Foremost, our incorporation was fuelled by our frustration at the inability of regional and sub-regional Aboriginal bodies (particularly our Native Title Representative Body) to help us meet our land and resource management, homelands development and economic development aspirations (see also Smith and Claudie 2003: 7–8). Incorporation was seen as a strategy for the wider recognition of Kaanju governance and assertion of the primacy of Indigenous land tenure and our authority as landowners and land and resource managers.

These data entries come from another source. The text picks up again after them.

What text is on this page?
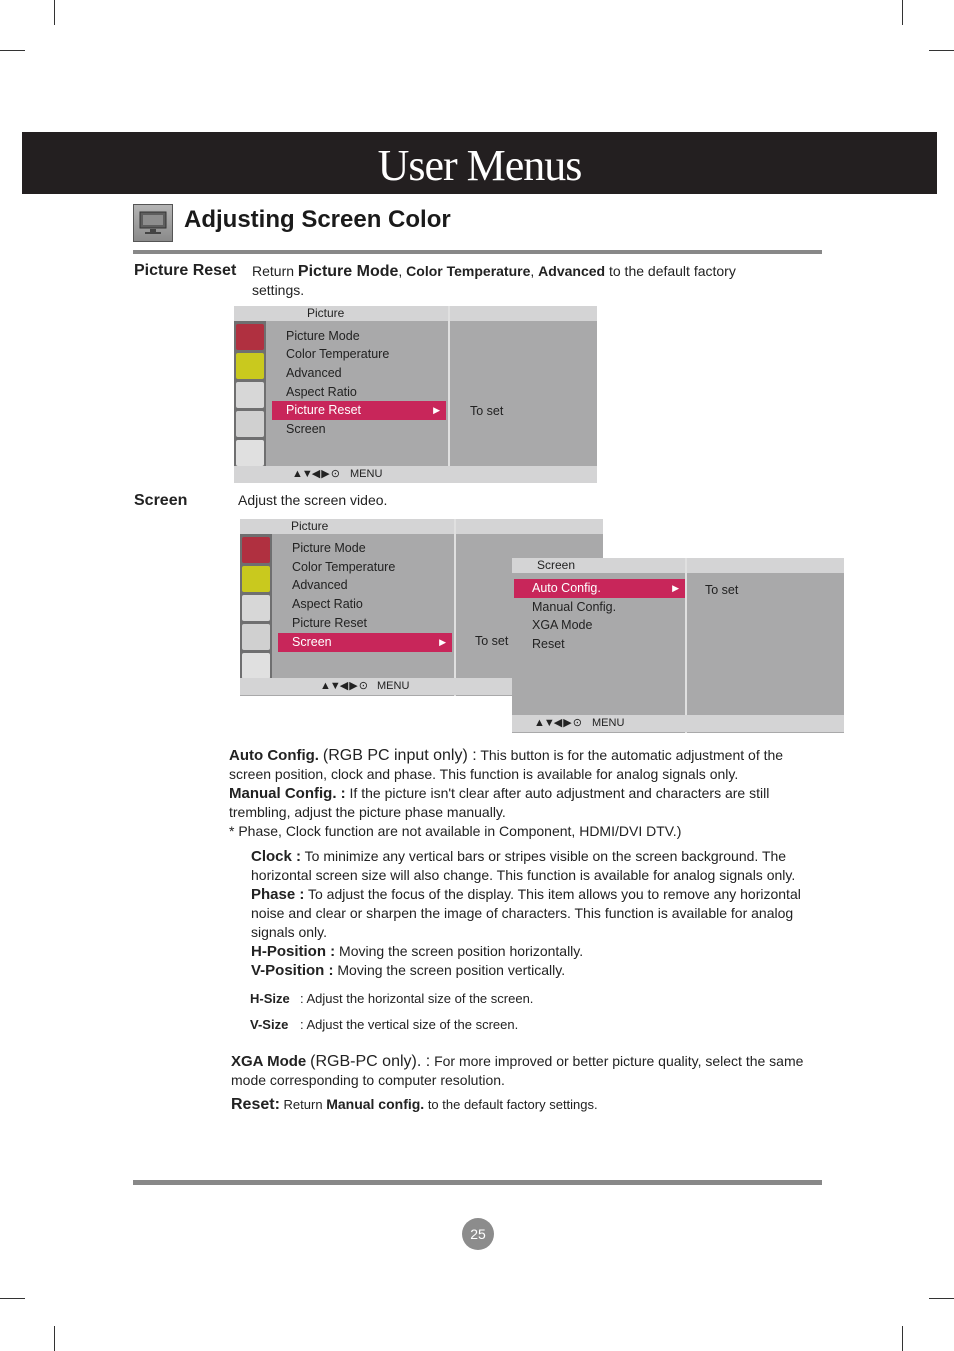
User Menus
Adjusting Screen Color
Picture Reset Return Picture Mode, Color Temperature, Advanced to the default factory
settings.
Picture
Picture Mode
Color Temperature
Advanced
Aspect Ratio
Picture Reset ▶
Screen
To set
▲▼◀ ▶ ⊙ MENU
Screen	Adjust the screen video.
Picture
Picture Mode
Color Temperature
Advanced
Aspect Ratio
Picture Reset
Screen ▶	To set
▲▼◀ ▶ ⊙ MENU
Screen
Auto Config. ▶
Manual Config.
XGA Mode
Reset
To set
▲▼◀ ▶ ⊙ MENU
Auto Config. (RGB PC input only) : This button is for the automatic adjustment of the
screen position, clock and phase. This function is available for analog signals only.
Manual Config. : If the picture isn't clear after auto adjustment and characters are still
trembling, adjust the picture phase manually.
* Phase, Clock function are not available in Component, HDMI/DVI DTV.)
Clock : To minimize any vertical bars or stripes visible on the screen background. The
horizontal screen size will also change. This function is available for analog signals only.
Phase : To adjust the focus of the display. This item allows you to remove any horizontal
noise and clear or sharpen the image of characters. This function is available for analog
signals only.
H-Position : Moving the screen position horizontally.
V-Position : Moving the screen position vertically.
H-Size : Adjust the horizontal size of the screen.
V-Size : Adjust the vertical size of the screen.
XGA Mode (RGB-PC only). : For more improved or better picture quality, select the same
mode corresponding to computer resolution.
Reset: Return Manual config. to the default factory settings.
25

Chuulangun Aboriginal Corporation is undertaking a number of land and resource management, homelands and economic development activities on Ngaachi. Recently, focal Kaanju Traditional Owners living at Chuulangun (and native title claimants to Batavia Downs) have been investigating the establishment of an Indigenous Protected Area (IPA) over some 470 000 hectares of our homelands centred on the Wenlock and Pascoe Rivers. This area includes the Kaanju portion of the Batavia claim. Our aspiration is that the area be declared as an IPA and that it be managed in accordance with the International Union for the Conservation of Nature and Natural Resources’ Protected Area Category V: ‘Area of land and/or seascape protected mainly for conservation/recreation purposes’. It is not our intention to use the land for pastoral purposes as we are not pastoralists, and this land use would work against our conservation purposes for the land. It is however our intention to benefit from the land economically, mainly by way of the management of public use and access (e.g. establishment of designated campgrounds and low-key tourism), and other natural resource management based activities (e.g. feral animal control, sustainable use of plant products). These activities would generate opportunities for employment and training for our people on homelands as well as provide revenue to support the permanent reoccupation of homelands and help sustain viable homelands communities.[4]